Agriculture: Walnut Pest Management Guidelines

Branch Wilt

  • Neoscytalidium dimidiatum (=Scytalidium dimidiatum, Hendersonula toruloidea)
  • Symptoms and Signs

    Early symptoms of branch wilt are yellowing and withering of leaves on the outermost branches typically with a southwest exposure during midsummer to early fall. Next, leaves on larger infected limbs suddenly wither, turn dull green, then dark brown, and then they become dry. These leaves remain attached well after healthy leaves have fallen. Blighted fruit due to branch wilt can also be colonized by the pathogen (frequently the pathogen can be isolated from the shriveled kernel of these fruit). Portions of the thin outer layer of bark peel away, exposing a black sooty, dusty mass of fungal spores (arthrospores). Diseased limbs have a gray to dark brown discoloration in the shape of a cylinder or wedge extending into the center of the wood.

    Comments on the Disease

    Branch wilt develops only under warm temperatures.

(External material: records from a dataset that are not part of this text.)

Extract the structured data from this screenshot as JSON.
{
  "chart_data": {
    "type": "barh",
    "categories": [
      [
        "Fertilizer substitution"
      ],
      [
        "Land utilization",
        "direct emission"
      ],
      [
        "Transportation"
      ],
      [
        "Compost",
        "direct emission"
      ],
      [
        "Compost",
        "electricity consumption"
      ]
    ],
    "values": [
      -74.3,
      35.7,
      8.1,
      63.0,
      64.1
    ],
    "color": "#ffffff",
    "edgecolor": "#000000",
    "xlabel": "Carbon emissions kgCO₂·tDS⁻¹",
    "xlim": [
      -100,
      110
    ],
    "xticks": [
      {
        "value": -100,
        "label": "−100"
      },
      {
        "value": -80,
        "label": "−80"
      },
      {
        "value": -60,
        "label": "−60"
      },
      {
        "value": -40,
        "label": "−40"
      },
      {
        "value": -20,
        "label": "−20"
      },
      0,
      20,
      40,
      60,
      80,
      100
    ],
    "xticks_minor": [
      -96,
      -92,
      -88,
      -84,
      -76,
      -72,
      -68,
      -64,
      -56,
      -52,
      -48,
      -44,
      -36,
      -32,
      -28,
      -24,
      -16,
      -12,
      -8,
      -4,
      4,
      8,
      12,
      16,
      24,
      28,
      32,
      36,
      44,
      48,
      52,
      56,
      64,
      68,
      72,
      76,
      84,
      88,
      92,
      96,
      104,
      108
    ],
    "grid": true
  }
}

It affects English walnut throughout the interior valley of California but not in the coastal areas of the state. All commercial cultivars of walnut grown in California are susceptible to the disease. The fungus invades branches only through splits, frost damage, and sunburn injury from spores spread by windblown rain. The branch wilt pathogen has also been found on almond, apple, apricot, chestnut, citrus, fig, peach, poplar, grape, and black walnut and can cause similar wilt symptoms in some of these hosts. Frequently, additional Botryosphaeriaceae fungi colonize branches killed by the branch wilt fungus, so sections of these branches may be covered with pycnidia of other Botryosphaeriaceae species. Also, the pathogen can infect sunburned trunks of newly planted trees and kill them.

    Management

    • Remove infected limbs when the weather is dry to avoid infection by Botryosphaeriaceae fungi through pruning wounds. Prune out diseased limbs, cutting back into healthy wood (where the wood is no longer discolored); at least two inches beyond the lower canker is sufficient to remove the pathogen. Where permitted, burn these branches.
    • Avoid sunburn by maintaining vigorous trees through adequate irrigation, fertilization, and pest control.